A partire dal 24 aprile scorso, Google ha annunciato il nuovo aggiornamento dell’algoritmo che è stato poi chiamato Penguin Update. Ogni volta che c’è un aggiornamento di algoritmi in rete, oltre a scatenarsi il panico nei forum, si crea molta disinformazione e confusione. Le modifiche apportate agli algoritmi di Google sono decine e decine nel corso di un solo mese e quelle più importanti prendono dei nomi, a volte bizzarri, per meglio identificare dei cambiamenti un po’ più importanti. Mentre quello lanciato lo scorso anno, Panda, puntava a contrastare le content farm, il Penguin ha invece l’obiettivo di combattere, ancora una volta il web spam.

A questo link potete trovare tutti i principali cambiamenti algoritmici di Google dal 2000 ad oggi e per avere una informazione “non viziata” su Google&SEO vi consiglio di aggiornarvi da fonti autorevoli quali SeoMoz, Search Engine Land, Search Engine Watch e Seroundtable, solo per citarne alcuni o se non vi piace l’inglese c’è il Seo Blog di Giorgio Tave o le discussioni avviate da Enrico Altavilla nei suoi profili social.

Veniamo al Penguin Update e alle sue paure. Molto è stato già detto in merito e sintetizzando, questo algoritmo punta a pulire meglio le serp dallo spam. Questo obiettivo in realtà lo si cerca di raggiungere da sempre, ma gli spammer elaborano di volta in volta nuove tecniche che spingono di conseguenza Google a elaborare e modificare gli algoritmi.
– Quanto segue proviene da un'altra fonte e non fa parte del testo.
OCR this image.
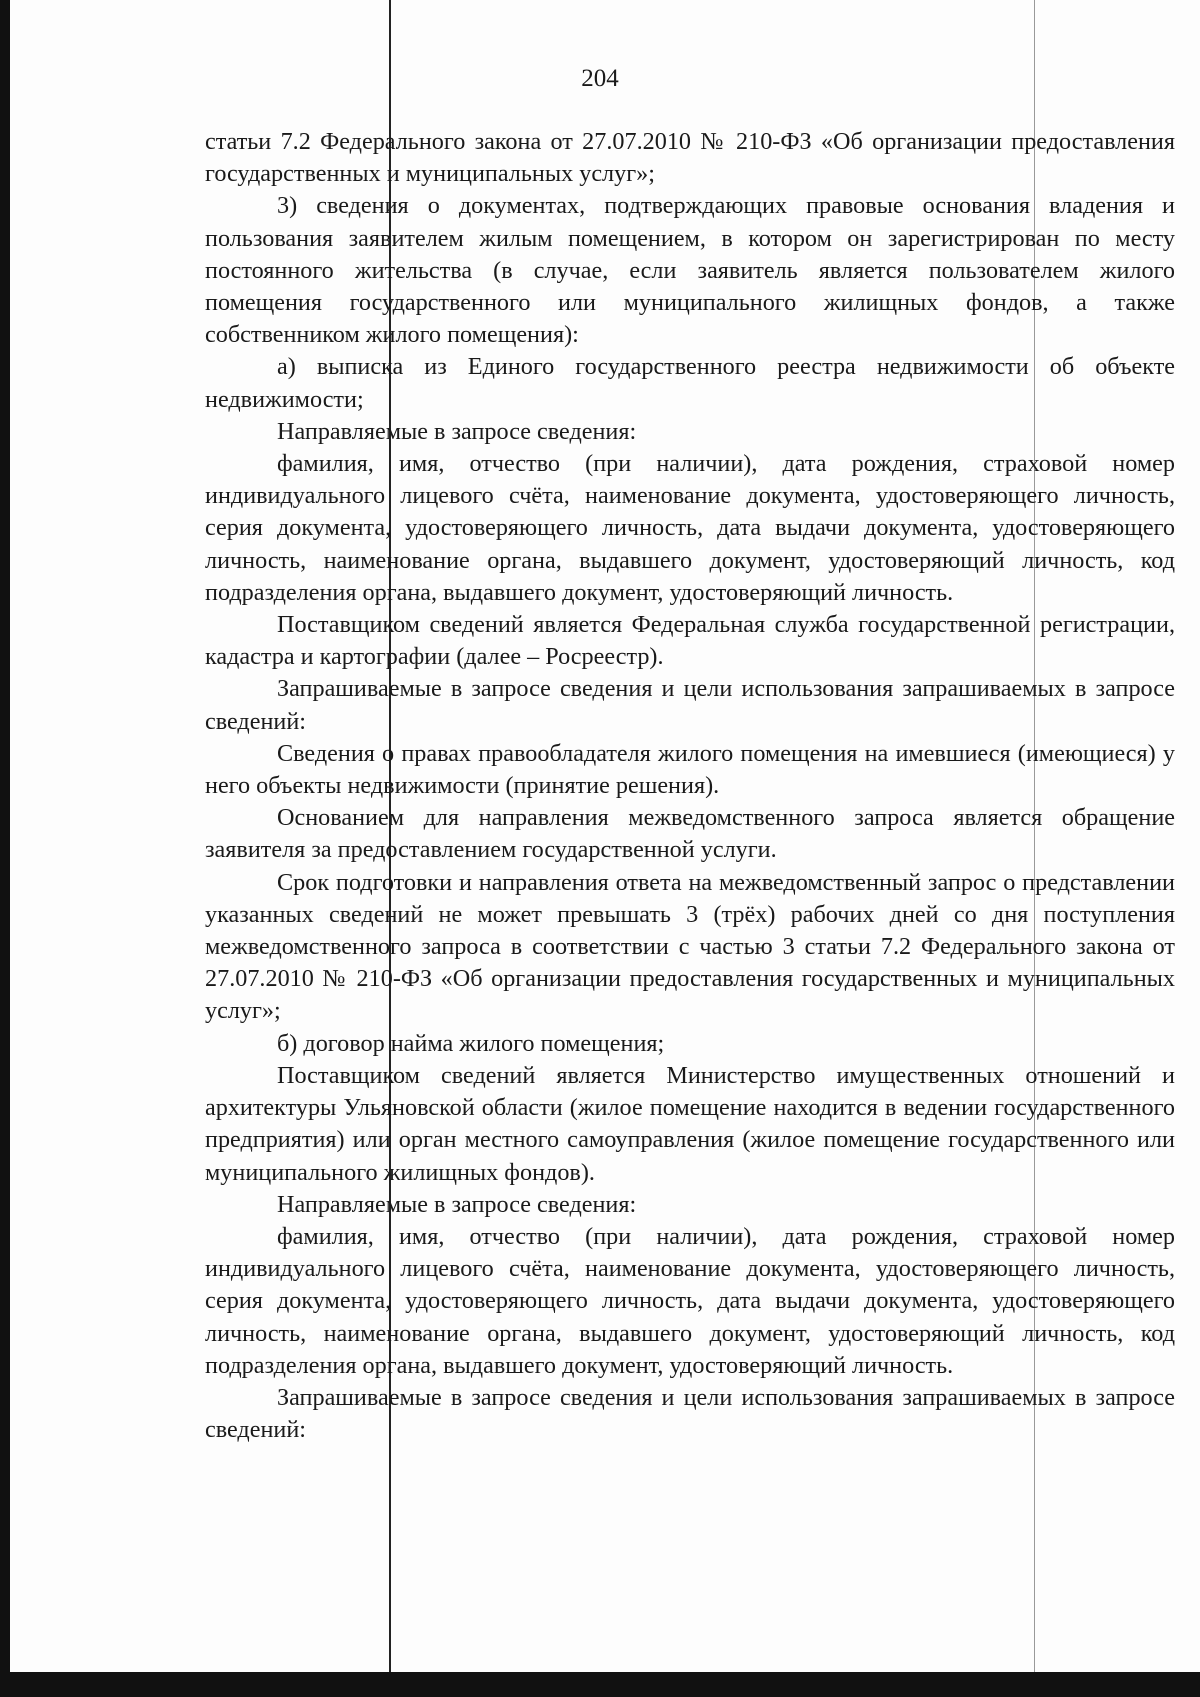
204

статьи 7.2 Федерального закона от 27.07.2010 № 210-ФЗ «Об организации предоставления государственных и муниципальных услуг»;

3) сведения о документах, подтверждающих правовые основания владения и пользования заявителем жилым помещением, в котором он зарегистрирован по месту постоянного жительства (в случае, если заявитель является пользователем жилого помещения государственного или муниципального жилищных фондов, а также собственником жилого помещения):

а) выписка из Единого государственного реестра недвижимости об объекте недвижимости;

Направляемые в запросе сведения:

фамилия, имя, отчество (при наличии), дата рождения, страховой номер индивидуального лицевого счёта, наименование документа, удостоверяющего личность, серия документа, удостоверяющего личность, дата выдачи документа, удостоверяющего личность, наименование органа, выдавшего документ, удостоверяющий личность, код подразделения органа, выдавшего документ, удостоверяющий личность.

Поставщиком сведений является Федеральная служба государственной регистрации, кадастра и картографии (далее – Росреестр).

Запрашиваемые в запросе сведения и цели использования запрашиваемых в запросе сведений:

Сведения о правах правообладателя жилого помещения на имевшиеся (имеющиеся) у него объекты недвижимости (принятие решения).

Основанием для направления межведомственного запроса является обращение заявителя за предоставлением государственной услуги.

Срок подготовки и направления ответа на межведомственный запрос о представлении указанных сведений не может превышать 3 (трёх) рабочих дней со дня поступления межведомственного запроса в соответствии с частью 3 статьи 7.2 Федерального закона от 27.07.2010 № 210-ФЗ «Об организации предоставления государственных и муниципальных услуг»;

б) договор найма жилого помещения;

Поставщиком сведений является Министерство имущественных отношений и архитектуры Ульяновской области (жилое помещение находится в ведении государственного предприятия) или орган местного самоуправления (жилое помещение государственного или муниципального жилищных фондов).

Направляемые в запросе сведения:

фамилия, имя, отчество (при наличии), дата рождения, страховой номер индивидуального лицевого счёта, наименование документа, удостоверяющего личность, серия документа, удостоверяющего личность, дата выдачи документа, удостоверяющего личность, наименование органа, выдавшего документ, удостоверяющий личность, код подразделения органа, выдавшего документ, удостоверяющий личность.

Запрашиваемые в запросе сведения и цели использования запрашиваемых в запросе сведений:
Tra le caratteristiche in comune dei siti colpiti dal Penguin Update pare ci siano:

onpage:

  • keyword stuffing;
  • uso eccessivo di nomi di dominio con parola chiave esatta;

offpage:

  • uso eccessivo di anchor text esatti negli inbound links;
  • links provenienti da siti di article mktg/comunicati di bassa qualità;
  • links provenienti da network di blog e circuiti di siti a pagamento.
  • Che le tecniche sopra citate non piacessero a Google lo si sapeva ormai da qualche anno, ma che ci potessero essere problemi anche per quei siti che hanno operato sempre in white hat, quello no, non era prevedibile. Dai forum è emerso in fatti che siti web, potenzialmente puliti (almeno da quanto dicono) siano stati penalizzati o avvisati via mail (da Google Webmaster Tool) della presenza di link non naturali che “tendono a modificare il PageRank”. Questo fa capire come anche l’algoritmo non sia mai esatto e come non sempre possa funzionare a dovere. E’ stato infatti messo a disposizione dei webmaster un form per la richiesta di riconsiderazione del proprio sito, anche se non so quanto possa realmente essere “riconsiderato” un sito data l’automazione dell’aggiornamento e la folta lista di siti che potrebbero sentirsi ingiustamente colpiti dal Penguin.

    E’ interessante, in merito, l’analisi sulla distribuzione degli anchor text degli inbound links effettuata da Microsites Masters su un campione di siti presi in esame che sembrano essere stati penalizzati da Penguin. L’analisi ha cercato di capire fino a quale percentuale è possibile fare link building, con la parola chiave esatta di interesse, prima di essere penalizzati. Parrebbe infatti che fino al 60-65% di link con la parola chiave di interesse si potrebbe lavorare bene e stare tranquilli. Sono tuttavia dati da prendere con le pinze e probabilmente da valutare anche caso per caso, serp per serp (competitività della serp, keyphrase).

    In effetti il timore principale del Penguin risiede nei link e nel collegamento testuali di questi. Infatti mentre per il keyword stuffing (tecnica ormai vietata da anni anche se poi capisci che Google è imperfetto quando vedi siti del genere posizionarsi ottimamente per la keyword “something”) è possibile agire manualmente sul proprio sito e cercare di ripristinare la situazione, per i link è un po’ più complesso. Possiamo magari agire sui siti link acquistati, su quelli che abbiamo inserito nei nostri network di siti, ma come fare se i link sono giunti in maniera spontanea ed è quasi impossibile contattare ogni singolo webmaster per richiederne la rimozione? Il problema è qui.
    Pur non essendoci (per ora) guide risolutive per ogni caso (ogni caso dovrebbe essere analizzato bene nei dettagli), i tizi di SeoMoz hanno dato alcune indicazioni che potrebbero tornare utili a tutti per capire, in caso di presunta penalizzazione, se il problema lo si è creato con le proprie azioni seo o meno.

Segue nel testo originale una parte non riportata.